In the evening it becomes the practice to sit down with other pilgrims over a meal and share the day. The idea of a Camino is becoming more and more popular with peoples from countries around the world, many of whom just like the idea of walking to Santiago without any particular spiritual motive. And yet, such fellow pilgrims find that their hearts are touched, just by walking ‘the Way’.

One surprising aspect of the path through Portugal was meeting pilgrims walking in the opposite direction, i.e. from Santiago heading south. These fellow pilgrims were making for Fatima, which is about 100 kms from Lisbon. Next year is the 100th anniversary of the apparitions (1917) and this devout country will be overflowing with pilgrims and tourists to celebrate the event; good for tourism and the Portuguese economy, as well as the spiritual motives underpinning the appearances of Our Lady.

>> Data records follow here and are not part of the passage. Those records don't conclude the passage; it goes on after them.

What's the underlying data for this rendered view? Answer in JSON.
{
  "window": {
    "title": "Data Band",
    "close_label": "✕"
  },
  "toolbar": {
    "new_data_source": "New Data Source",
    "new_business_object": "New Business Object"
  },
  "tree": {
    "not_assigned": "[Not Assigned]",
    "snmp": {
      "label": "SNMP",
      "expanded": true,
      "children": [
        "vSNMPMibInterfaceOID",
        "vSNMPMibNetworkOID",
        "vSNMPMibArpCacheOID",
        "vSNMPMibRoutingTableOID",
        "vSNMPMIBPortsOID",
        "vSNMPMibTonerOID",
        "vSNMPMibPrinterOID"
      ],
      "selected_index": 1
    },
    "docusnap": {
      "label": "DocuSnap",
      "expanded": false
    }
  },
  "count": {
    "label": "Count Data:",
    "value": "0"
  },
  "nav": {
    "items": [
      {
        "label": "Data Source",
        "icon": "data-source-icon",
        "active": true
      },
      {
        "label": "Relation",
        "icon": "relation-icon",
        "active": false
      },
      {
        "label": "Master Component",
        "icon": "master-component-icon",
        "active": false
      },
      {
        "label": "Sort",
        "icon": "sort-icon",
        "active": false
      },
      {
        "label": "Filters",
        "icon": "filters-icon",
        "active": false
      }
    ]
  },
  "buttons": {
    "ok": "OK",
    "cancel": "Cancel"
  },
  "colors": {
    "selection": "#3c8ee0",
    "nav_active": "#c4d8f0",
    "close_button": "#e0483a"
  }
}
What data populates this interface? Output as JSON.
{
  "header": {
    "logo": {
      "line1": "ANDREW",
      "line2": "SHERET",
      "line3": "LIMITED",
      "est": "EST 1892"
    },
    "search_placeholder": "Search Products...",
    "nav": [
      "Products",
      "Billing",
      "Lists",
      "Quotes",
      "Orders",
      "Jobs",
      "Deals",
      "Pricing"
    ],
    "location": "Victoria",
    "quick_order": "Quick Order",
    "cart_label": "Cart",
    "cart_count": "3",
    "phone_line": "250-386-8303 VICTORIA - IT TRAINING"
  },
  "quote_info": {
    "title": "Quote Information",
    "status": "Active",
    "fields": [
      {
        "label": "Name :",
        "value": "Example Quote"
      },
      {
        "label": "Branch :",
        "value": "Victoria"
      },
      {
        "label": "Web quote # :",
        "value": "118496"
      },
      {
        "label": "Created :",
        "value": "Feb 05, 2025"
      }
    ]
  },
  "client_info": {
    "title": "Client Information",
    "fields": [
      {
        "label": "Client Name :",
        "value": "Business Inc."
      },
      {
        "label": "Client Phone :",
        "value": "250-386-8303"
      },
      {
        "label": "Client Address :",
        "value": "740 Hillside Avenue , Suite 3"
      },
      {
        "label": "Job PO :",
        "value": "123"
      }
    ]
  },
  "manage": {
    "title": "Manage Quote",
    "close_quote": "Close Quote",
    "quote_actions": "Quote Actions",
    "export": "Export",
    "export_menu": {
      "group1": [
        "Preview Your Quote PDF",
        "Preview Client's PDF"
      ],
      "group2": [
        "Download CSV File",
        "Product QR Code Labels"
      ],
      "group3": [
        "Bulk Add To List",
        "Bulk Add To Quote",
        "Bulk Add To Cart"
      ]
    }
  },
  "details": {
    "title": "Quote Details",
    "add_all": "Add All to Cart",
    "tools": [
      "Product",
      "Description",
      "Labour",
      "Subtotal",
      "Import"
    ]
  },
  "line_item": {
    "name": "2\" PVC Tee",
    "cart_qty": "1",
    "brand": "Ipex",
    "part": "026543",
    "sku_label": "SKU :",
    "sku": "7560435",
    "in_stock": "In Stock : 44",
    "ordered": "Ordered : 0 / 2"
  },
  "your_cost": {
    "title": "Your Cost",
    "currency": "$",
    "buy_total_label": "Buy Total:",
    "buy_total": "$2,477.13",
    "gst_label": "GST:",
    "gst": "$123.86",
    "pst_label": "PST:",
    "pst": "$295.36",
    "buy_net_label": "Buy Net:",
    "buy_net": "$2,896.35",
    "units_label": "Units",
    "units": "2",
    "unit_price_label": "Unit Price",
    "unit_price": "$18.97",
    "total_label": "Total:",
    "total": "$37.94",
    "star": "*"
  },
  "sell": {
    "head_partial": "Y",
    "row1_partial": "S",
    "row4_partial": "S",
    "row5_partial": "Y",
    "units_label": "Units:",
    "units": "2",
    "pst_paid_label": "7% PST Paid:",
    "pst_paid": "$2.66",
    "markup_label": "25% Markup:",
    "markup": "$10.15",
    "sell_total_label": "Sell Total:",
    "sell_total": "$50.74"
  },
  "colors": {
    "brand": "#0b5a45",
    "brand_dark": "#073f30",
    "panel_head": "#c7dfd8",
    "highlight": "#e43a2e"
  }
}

Although I found this pilgrimage uplifting it did not have the same impact as previous Caminos. One reason for this is the constant walking on asphalt roads and cobbled pathways—good for penance but hard on one’s feet. During my ruminations I came to the conclusion that the Portuguese must be the direct descendants of the Romans who were renowned for their cobbled road-making. As well as the hard surfaces you were constantly aware of on-coming traffic and erratically driven cars, which are dangerous. The Portuguese authorities need to learn from their Spanish counterparts and provide more pathways alongside roads and reduce the possibility of accidents.

Why undertake such a pilgrimage? For many hundreds of years Christians, in particular, have walked to the three great centres of Rome, Jerusalem and Santiago for religious reasons. Walking in the footsteps of others to a spiritual centre becomes an affirmation of one’s faith in God, whose Spirit guides us along the journey of life. It could be an acknowledgment of blessings received or perhaps an act of penance. Many pilgrims set out without any particular spiritual motive but along the Way their hearts are touched by the presence and generosity of others and some kind of spiritual awakening. I find there is a real challenge to walk the Camino with a load on one’s back, removed from the daily cares and responsibilities back home, and hopefully open to the presence of the Holy Spirit; it can become, as I said earlier, a retreat on the move.

The highlight of the pilgrimage is reaching the destination of Santiago de Compostela and joining with others in the great Cathedral for the midday Pilgrim’s Mass. For the two days I was there I concelebrated Mass with other priests with overflowing congregations and had the added bonus of witnessing the drama of the Botafumeiro (the huge incense burner) swinging from one side of the Cathedral to the other. In latter days this was done to fumigate the sweaty (and possibly disease ridden) pilgrims, but perhaps today to give thanks as one’s prayers ascend to the Father.